Why the chat metaphor matters
Three reasons.
Cognitive familiarity. A developer with four agents in four terminal tabs is mentally tracking four threads. A developer with four agents in a chat is reading one stream. The chat collapses N contexts into one inbox. Same workload, less switching tax.
Mention routing. @claude do X is a verb developers already use. The tooling that makes that work is one of those small UI choices that disappears once you have it. The agent answers in line. The thread is the record.
Status visibility. Color, status pill, last-message timestamp tell you in one glance which agent is running, which is stuck, which is waiting on you. That is the dashboard you wanted instead of "ten tmux windows, which one was the one with the failure."
What the chat does not do
Honest section. The chat is not a replacement for any of the work this blog has been arguing for.
- The chat is not a spec. You still write the brief in the vault first. The chat is where you hand it over.
- The chat is not memory. Conversations age out, agents reset. The vault is where things survive.
- The chat is not validation. Agents still produce drafts. You still review and decide. Same rule as every other post.
- The chat is not autonomy. Same operator-in-the-loop principle from the ops post. Agents propose, you decide.
- The chat is not a magic team. Four agents are four reports, not four teammates. Reports do not have the shared understanding teammates build over years. The vault closes some of that gap; nothing closes all of it.

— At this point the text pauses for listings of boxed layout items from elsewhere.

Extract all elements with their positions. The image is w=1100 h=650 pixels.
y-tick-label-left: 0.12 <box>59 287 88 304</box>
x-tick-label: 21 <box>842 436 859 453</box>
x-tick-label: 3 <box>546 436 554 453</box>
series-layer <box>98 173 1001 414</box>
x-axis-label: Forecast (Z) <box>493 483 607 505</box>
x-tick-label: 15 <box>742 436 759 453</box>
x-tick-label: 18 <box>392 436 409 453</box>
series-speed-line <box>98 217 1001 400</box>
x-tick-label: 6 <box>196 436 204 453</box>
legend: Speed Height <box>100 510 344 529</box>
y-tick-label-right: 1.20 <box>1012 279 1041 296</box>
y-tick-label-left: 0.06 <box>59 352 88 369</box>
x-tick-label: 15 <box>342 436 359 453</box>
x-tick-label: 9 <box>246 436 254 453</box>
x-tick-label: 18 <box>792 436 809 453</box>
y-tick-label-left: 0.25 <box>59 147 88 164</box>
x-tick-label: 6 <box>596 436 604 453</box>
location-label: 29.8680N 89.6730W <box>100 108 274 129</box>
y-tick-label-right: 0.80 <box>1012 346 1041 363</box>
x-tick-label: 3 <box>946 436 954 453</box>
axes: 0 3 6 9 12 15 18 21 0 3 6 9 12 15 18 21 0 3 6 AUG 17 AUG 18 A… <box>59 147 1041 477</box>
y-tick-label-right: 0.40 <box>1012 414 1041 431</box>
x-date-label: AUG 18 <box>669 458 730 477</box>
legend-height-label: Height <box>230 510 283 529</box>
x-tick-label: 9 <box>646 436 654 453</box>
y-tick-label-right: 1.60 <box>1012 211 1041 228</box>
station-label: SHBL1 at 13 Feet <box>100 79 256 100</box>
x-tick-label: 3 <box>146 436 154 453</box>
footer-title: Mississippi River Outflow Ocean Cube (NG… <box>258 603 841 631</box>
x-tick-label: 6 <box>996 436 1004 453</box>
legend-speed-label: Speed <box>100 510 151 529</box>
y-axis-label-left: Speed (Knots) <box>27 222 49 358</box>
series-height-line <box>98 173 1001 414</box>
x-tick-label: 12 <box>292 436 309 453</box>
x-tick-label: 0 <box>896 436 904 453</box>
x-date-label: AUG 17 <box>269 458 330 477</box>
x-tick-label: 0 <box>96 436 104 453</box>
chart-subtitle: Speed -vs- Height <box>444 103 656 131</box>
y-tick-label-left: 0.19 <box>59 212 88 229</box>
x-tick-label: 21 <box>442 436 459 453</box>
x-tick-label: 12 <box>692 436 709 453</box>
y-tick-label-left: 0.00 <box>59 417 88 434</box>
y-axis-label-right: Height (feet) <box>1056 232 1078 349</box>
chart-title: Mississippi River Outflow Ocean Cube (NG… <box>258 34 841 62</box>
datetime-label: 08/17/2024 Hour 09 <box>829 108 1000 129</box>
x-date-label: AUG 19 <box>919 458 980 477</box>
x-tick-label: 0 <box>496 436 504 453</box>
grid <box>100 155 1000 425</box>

The chat solves the orchestration problem. It does not solve the discipline problem.
The role shift
A developer with one editor and one IDE is a solo coder. A developer with four agents in a chat is closer to a team lead with four reports. The tools should match that role. A chat-style inbox matches it. A daily note in a vault matches it. The terminal still exists for the deep work, but the day's center of gravity moves to "orchestrate and validate" rather than "type the next character."
That is the upgrade. The series has been building toward the developer doing more thinking and less typing. agentchattr plus Obsidian is what that day looks like at the local scale.
Close
The framework picks the path. The foundation makes the path walkable. Worktrees let you walk many at once. The chat coordinates the walkers. The vault keeps each walk from starting from zero.
The cost of this setup is one afternoon. The cost of not having it shows up the third time you forget which tmux window had the failing test.